Se facciamo un salto nel tempo e torniamo a quando eravamo bambini (un desiderio che almeno una volta nella vita accomuna tutti gli adulti) potremo rivederci con il capo chino mentre cerchiamo di assimilare i primi rudimenti della lettura. Non abbiamo nelle mani uno dei classici che successivamente prenderà posto nella nostra libreria, bensì un fumetto, perché ancora non ci è chiara la strategia per trasformare in immagini interi periodi e il nostro bisogno infantile chiede che le parole vengano descritte. Siamo prima figli di Topolino e poi dopo, forse, anche di Zanna Bianca. Siamo stati supereroi con tanto di mantello e maschera di stoffa prima di credere di poter diventare eroi domestici per salvare donzelle. A colpi di Sob, di Gulp e di bla,bla bla, abbiamo descritto le nostre emozioni, salvo poi sentirci dei bipedi eruditi, con un lessico che non era più ecolalico. Oggi ci troviamo ad osservare l’evoluzione del nostro sapere in maniera interlocutoria. Gli immensi scaffali delle librerie, hanno fatto richiesta di condono, per l’improvviso ampliamento resosi necessario dal ritorno in auge del romanzo grafico. Uno di questi, Quaderni Ucraini, di Igort, lo si trova posizionato in uno spazio che deve essere definito con un termine appartenente allo scorso secolo. Valico di dogana.
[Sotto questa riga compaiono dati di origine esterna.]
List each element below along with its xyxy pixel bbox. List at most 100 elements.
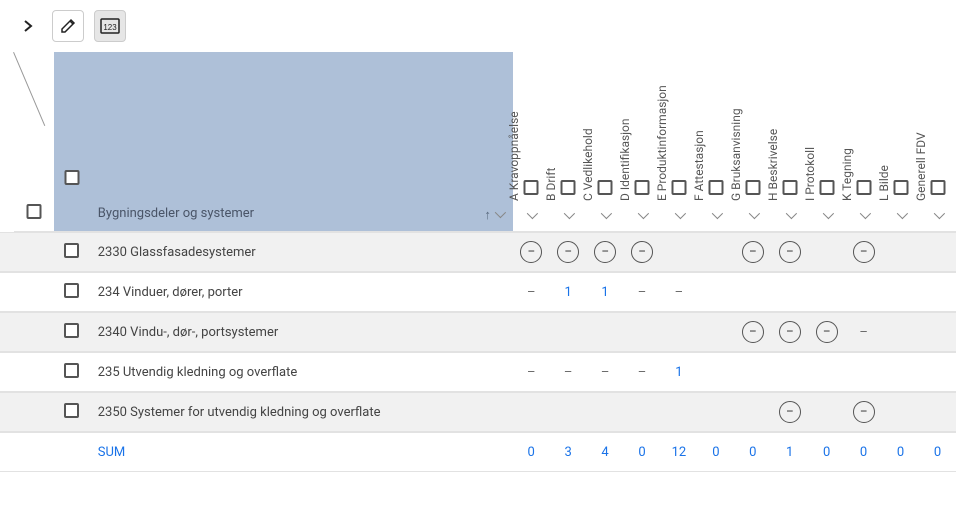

Perché non è solo uno splendido libro a fumetti e non è ovviamente un romanzo nel puro senso della definizione usuale. È una garitta, dove colui che intende passare oltre deve dichiarare il motivo del suo viaggio, senza timore di essere fermato. Chi invece fa ritorno dopo avere letto l’ultima pagina si troverà a compiere gesti che appartengono a noi viaggiatori non del tempo ma degli sterminati spazi del nostro continenti, con passaporti pregni di timbri e cartoline e souvenir a testimoniare il nostro peregrinare. Ci veniva chiesto di aprire il baule della macchina e di permettere una rapida ispezione agli ufficiali di frontiera. Se ancora fossero lì, troverebbero i nostri sentimenti. Quelli che Igort è riuscito a disegnare, dandogli forma, colore, dimensione.
Facendoli diventare curiosi e ciarlieri, perché in una terra dove una parola di troppo può costituire un valido motivo per la reclusione, ecco che i personaggi di quaderni Ucraini sentono il bisogno di dire. Di fare sapere che cosa è stato della loro vita. Di chiedere alla mano di uno dei più validi, intensi ed impegnati disegnatori italiani di dare colore ad un esistenza sfuocata e quasi sempre vissuta in camere oscure, dove la quotidianità Russa veniva sviluppata solo in bianco e nero. C’è un muro altissimo e invisibile. Esteso molto di più rispetto a quello che imprigionava i Berlinesi. Un muro di vetro che ancora oggi a fatica viene valicato e che costeggia tutta quella che una volta era una sola nazione, la Russia, e che oggi è un insieme di tanti stati, divisi in tutto.
Anche nella voglia di fare fronte comune per abbattere il muro. I ragazzi tedeschi riuscivano a trovare ogni tre per due delle bombolette spray che utilizzavano per colorare il gigante grigio che li teneva prigionieri. Quelli russi si sono assoggettati alla trasparenza di ciò che li circondava finendo con il diventare invisibili. Igort ci restituisce delle pagine di storia. Pesanti. Tremendamente vere. Degne di essere raccontate e miserabilmente non di essere state vissute.
Eravamo bambini e attraverso la lettura dei fumetti siamo diventati adulti. Possiamo esserlo in maniera migliore, continuando a leggere le cronache che giungono da un fronte mai troppo lontano.